|Motil, Kathleen -|
|Ellis, Kenneth -|
|Barrish, Judy -|
|Caeg, Erwin -|
|Glaze, Daniel -|
Submitted to: Pediatric Research
Publication Type: Peer Reviewed Journal
Publication Acceptance Date: May 6, 2008
Publication Date: April 1, 2008
Citation: Motil, K.J., Ellis, K.J., Barrish, J.O., Caeg, E., Glaze, D.G. 2008. Bone mineral content and bone mineral density are lower in older than in younger females with Rett syndrome. Pediatric Research. 64(4):435-439. Interpretive Summary: Although girls and women with Rett syndrome (RTT) have an increased risk of bone fractures and scoliosis, the prevalence of low bone mineral content (BMC) and its relation with these bone problems have not been characterized fully. We found that low bone mineral content was present in 59% of girls and women with RTT. The deficits in bone mineral content were worse in older than in younger females. Bone fractures and scoliosis were present in 28% and 64%, respectively, of these individuals. Low bone mineral content was associated with increased risk of bone fractures and scoliosis. Our study is important because it underscores the need for a better understanding of the genetic and dietary factors that regulate bone mineral metabolism in RTT.

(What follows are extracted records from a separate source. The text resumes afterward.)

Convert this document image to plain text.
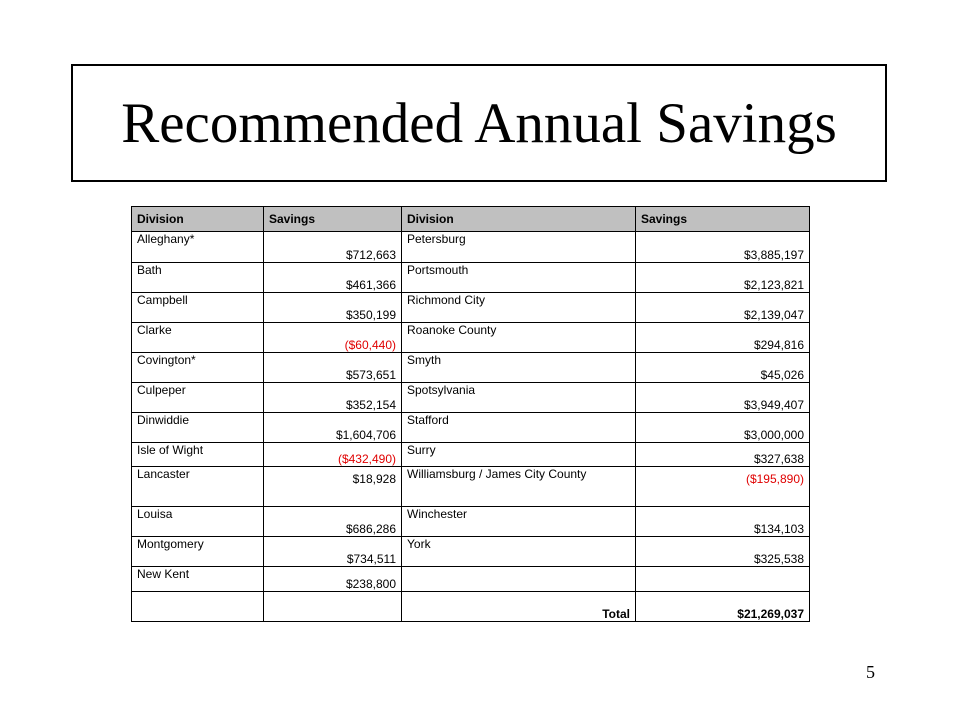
Recommended Annual Savings
Division	Savings	Division	Savings
Alleghany*	$712,663	Petersburg	$3,885,197
Bath	$461,366	Portsmouth	$2,123,821
Campbell	$350,199	Richmond City	$2,139,047
Clarke	($60,440)	Roanoke County	$294,816
Covington*	$573,651	Smyth	$45,026
Culpeper	$352,154	Spotsylvania	$3,949,407
Dinwiddie	$1,604,706	Stafford	$3,000,000
Isle of Wight	($432,490)	Surry	$327,638
Lancaster	$18,928	Williamsburg / James City County	($195,890)
Louisa	$686,286	Winchester	$134,103
Montgomery	$734,511	York	$325,538
New Kent	$238,800		
		Total	$21,269,037
5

Technical Abstract: Although bone mineral deficits have been identified in Rett syndrome (RTT), the prevalence of low bone mineral density (BMD) and its association with skeletal fractures and scoliosis has not been characterized fully in girls and women with RTT. Accordingly, we measured total body bone mineral content (BMC) and BMD using dual energy x-ray absorptiometry in a cross-sectional group of 50 females, aged 2–38 y, with RTT. Methyl-CpG-binding 2 (MECP2) mutations, skeletal fractures, and scoliosis were documented. The prevalence of BMC and BMD z scores < or -2 SD was 59 and 45%, respectively. Although absolute BMC and BMD increased significantly with increasing age, BMC, and BMD z scores were significantly lower in older than in younger females. The prevalence of fractures and scoliosis was 28 and 64%, respectively. Low BMD z scores were positively associated with fractures and scoliosis. Deficits in BMD were identified across a broad range of MECP2 mutations. This study identified associations among low BMD, fractures, and scoliosis, and underscored the need for better understanding of the molecular mechanisms of MECP2 in the regulation of bone mineral metabolism.